7.4 Thermal Properties of Materials

In the above examples, we have mentioned several thermal properties such as thermal capacity and specific heat. Now we wish to define them more carefully.

Specific heat is defined as: \[\begin{equation} c = \frac{\Delta O}{\Delta T \, M} \tag{7.17} \end{equation}\] where
  • \(c\) is the specific heat (J kg-1 °C-1),
  • \(\Delta Q\) is the heat flux (J),
  • \(\Delta T\) is a 1° change temperature (°C), and
  • \(M\) is a 1 kilogram system (kg).

We cannot measure the amount of heat a body can hold, so in a sense the term specific heat is misleading, but it is commonly used. It is simply the amount of heat which must be added per unit mass of material for a \(1^{\circ}C\) rise in temperature. What actually is changing is the internal energy of the system. Table 7.3 (after Monteith 1973) shows values of specific heat for different materials. See Stevenson (1979a) or Zemansky and Van Ness (1966) for a more formal definition.
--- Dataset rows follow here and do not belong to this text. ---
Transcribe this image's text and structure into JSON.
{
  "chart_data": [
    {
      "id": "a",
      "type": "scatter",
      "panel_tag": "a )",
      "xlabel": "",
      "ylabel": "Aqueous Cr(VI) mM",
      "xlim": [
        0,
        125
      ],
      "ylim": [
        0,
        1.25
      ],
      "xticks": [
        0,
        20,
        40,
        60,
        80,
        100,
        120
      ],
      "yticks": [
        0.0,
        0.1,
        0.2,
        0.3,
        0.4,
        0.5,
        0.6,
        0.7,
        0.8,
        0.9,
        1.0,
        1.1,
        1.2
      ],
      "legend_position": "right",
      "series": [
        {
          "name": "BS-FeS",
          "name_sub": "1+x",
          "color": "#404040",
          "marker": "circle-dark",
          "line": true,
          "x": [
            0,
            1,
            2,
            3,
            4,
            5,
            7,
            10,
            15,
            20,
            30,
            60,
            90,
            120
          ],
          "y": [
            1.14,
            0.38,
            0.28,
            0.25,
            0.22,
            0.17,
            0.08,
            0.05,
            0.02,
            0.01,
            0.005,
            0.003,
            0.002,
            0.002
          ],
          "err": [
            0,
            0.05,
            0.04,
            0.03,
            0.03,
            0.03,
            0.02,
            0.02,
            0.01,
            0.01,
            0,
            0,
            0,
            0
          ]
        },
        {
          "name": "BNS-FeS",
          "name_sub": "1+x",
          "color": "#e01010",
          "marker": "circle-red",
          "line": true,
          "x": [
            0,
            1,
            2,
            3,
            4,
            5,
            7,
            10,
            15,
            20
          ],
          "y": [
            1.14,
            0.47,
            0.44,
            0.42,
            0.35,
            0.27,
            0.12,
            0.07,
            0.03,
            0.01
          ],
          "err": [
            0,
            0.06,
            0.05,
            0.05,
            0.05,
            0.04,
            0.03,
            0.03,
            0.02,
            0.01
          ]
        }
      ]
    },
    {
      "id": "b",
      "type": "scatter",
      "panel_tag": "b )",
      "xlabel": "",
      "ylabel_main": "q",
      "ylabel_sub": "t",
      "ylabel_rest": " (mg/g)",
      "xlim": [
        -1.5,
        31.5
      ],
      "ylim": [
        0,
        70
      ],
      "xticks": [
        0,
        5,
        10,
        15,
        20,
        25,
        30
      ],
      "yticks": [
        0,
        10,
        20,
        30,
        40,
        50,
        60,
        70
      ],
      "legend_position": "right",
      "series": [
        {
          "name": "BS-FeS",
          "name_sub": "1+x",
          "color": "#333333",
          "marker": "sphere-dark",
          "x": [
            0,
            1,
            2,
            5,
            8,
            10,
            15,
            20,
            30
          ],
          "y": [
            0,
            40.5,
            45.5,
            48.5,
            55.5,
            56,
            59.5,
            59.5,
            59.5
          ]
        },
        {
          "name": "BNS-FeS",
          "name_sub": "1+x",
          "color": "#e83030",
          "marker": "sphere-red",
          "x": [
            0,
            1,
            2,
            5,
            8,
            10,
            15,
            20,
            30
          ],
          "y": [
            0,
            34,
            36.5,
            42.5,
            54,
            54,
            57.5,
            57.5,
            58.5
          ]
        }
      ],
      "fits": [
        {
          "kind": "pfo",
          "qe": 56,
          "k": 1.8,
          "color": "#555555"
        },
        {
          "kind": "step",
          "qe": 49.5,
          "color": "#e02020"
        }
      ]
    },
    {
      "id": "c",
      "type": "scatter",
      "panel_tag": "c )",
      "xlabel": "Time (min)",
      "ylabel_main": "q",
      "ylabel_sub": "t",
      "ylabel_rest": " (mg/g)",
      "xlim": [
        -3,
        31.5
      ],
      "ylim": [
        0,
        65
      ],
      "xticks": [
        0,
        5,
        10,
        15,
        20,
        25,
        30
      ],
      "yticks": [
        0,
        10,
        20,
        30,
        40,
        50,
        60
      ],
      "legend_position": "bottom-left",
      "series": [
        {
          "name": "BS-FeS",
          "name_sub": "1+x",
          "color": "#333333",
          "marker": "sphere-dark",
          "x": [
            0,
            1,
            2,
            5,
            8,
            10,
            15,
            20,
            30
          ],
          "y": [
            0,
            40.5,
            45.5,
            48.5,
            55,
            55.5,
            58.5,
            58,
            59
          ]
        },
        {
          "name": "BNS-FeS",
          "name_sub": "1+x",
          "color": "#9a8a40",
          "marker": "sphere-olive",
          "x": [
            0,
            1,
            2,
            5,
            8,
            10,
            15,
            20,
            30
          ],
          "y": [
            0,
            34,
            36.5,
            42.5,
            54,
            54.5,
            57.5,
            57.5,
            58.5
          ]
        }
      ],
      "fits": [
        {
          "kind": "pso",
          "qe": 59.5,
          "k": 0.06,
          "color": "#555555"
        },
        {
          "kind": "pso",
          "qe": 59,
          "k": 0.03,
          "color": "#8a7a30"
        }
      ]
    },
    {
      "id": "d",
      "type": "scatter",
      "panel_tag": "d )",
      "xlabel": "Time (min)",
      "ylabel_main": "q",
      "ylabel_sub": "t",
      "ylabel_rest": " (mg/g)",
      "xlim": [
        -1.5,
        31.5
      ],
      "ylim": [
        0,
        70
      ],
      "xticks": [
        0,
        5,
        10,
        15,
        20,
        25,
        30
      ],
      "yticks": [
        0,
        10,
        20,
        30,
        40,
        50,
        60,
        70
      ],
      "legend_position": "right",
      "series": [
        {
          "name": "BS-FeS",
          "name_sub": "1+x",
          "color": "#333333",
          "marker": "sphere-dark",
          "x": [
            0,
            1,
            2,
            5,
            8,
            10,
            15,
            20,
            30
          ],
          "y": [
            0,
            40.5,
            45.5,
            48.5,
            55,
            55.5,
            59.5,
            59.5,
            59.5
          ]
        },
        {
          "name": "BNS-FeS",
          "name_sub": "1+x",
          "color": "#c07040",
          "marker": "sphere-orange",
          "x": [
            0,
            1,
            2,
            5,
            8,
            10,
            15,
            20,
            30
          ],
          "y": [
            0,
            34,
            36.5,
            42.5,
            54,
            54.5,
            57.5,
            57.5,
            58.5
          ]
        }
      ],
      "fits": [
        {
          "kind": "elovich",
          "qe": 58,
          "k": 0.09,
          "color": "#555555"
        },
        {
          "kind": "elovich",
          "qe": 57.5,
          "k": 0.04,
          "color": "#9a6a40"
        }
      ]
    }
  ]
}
The heat capacity of the system can then be obtained by multiplying the mass of the system by specific heat: \[\begin{equation} C = Mc \tag{7.18} \end{equation}\]

For instance, if we consider \(0.12 kg\) of granite and the same weight of peat soil as two systems (see Table 7.3, the heat capacity of each is the specific heat c times the mass \(M\) or \(96 J kg^{-1} {^{\circ}C^{-1}}\) for granite and \(226J kg^{-1} °C^{-1}\) the peat. To calculate the energy necessary to raise each system \(10°C\), we can employ equation (7.18) in the form \[\Delta Q = \Delta T \, M \, c\] The answer is found to 960 J for the granite and 2,200 J for the peat.

Table 7.3. Thermal properties of natural materials.

Material Density Specific heat Thermal conductivity Thermal capacity Thermal diffusivity
\(\rho\) \(c\) \(k\) \(C_V=\rho c\) \(k = \frac{k}{\rho c}\)
kg m-3 \(\times\) 103 J kg-1 °C-1 \(\times\) 103 Wm-1°C-1 J m-3 °C-1 \(\times\) 106 m2s-1 \(\times\) 10-6
Granite 2.6 0.8 4.61 2.08 2.22
Quartz 2.66 0.8 8.8 2.13 4.14
Clay minerals 2.65 0.9 2.92 2.39 1.22
Ice 0.9 2.1 2.3 1.89 1.22
Old snow 0.5 2.1 0.29 1.05 0.28
New snow 0.1 2.1 0.08 0.21 0.38
Wet sand 1.6 1.3 1.68 2.08 0.81
Dry sand 1.4 0.8 0.17 1.12 0.15
Wet marsh soil 0.9 3.4 0.84 3.06 0.27
Peat soil 0.3 1.8 0.06 0.54 0.11
Still water 1 4.18 0.63 4.18 0.15
Still air 0.001 1 0.02 0.001 20
Organic matter 1.3 1.92 0.25 1
Fur 0.98 0.33
Mean body 0.98 - 1.05 3.42
Fat 1.88 0.14 - 0.20
Plant leaf
Wood 0.6 1.3 0.15 0.78 0.19
An equally valid way of considering the heat capacity of a system is to define the thermal capacity. It is the heat added per degree change per unit volume and thus is equal to the specific heat times the density of the material of the system (see Table 7.3). \[\begin{equation} c_v = \frac{\Delta Q}{\Delta T \, V} \tag{7.19} \end{equation}\] where
  • \(c_v\) is thermal capacity (\(J m^{-3}\)),
  • \(\Delta Q\) is the heat change in the system (\(J\)),
  • \(\Delta T\) is change in temperature (\(^{\circ}C\)), and
  • \(V\) is unit volume (\(m^3\)).

Thermal conductivity along with the notions of conductance and thermal resistance have already been discussed and defined in the section on conduction. The last parameter we wish to define is the thermal diffusivity \(K\) which is the ratio of the thermal conductivity \(K\) divided by density \(\rho\) times the specific heat.

\[\begin{equation} K = \frac{k}{\rho c} \bigg(\frac{J m^{-1} {^{\circ}C^{-1}} s^{-1}}{kg \, m^{-3} \, kg^{-1} {^{\circ}C^{-1}}}\bigg) \\ = m^2 s^{-1} \tag{7.20} \end{equation}\] The thermal diffusity is important in non-steady state conduction problems where thermal energy can be stored or transported as shown in the first example of heat flow in the soil.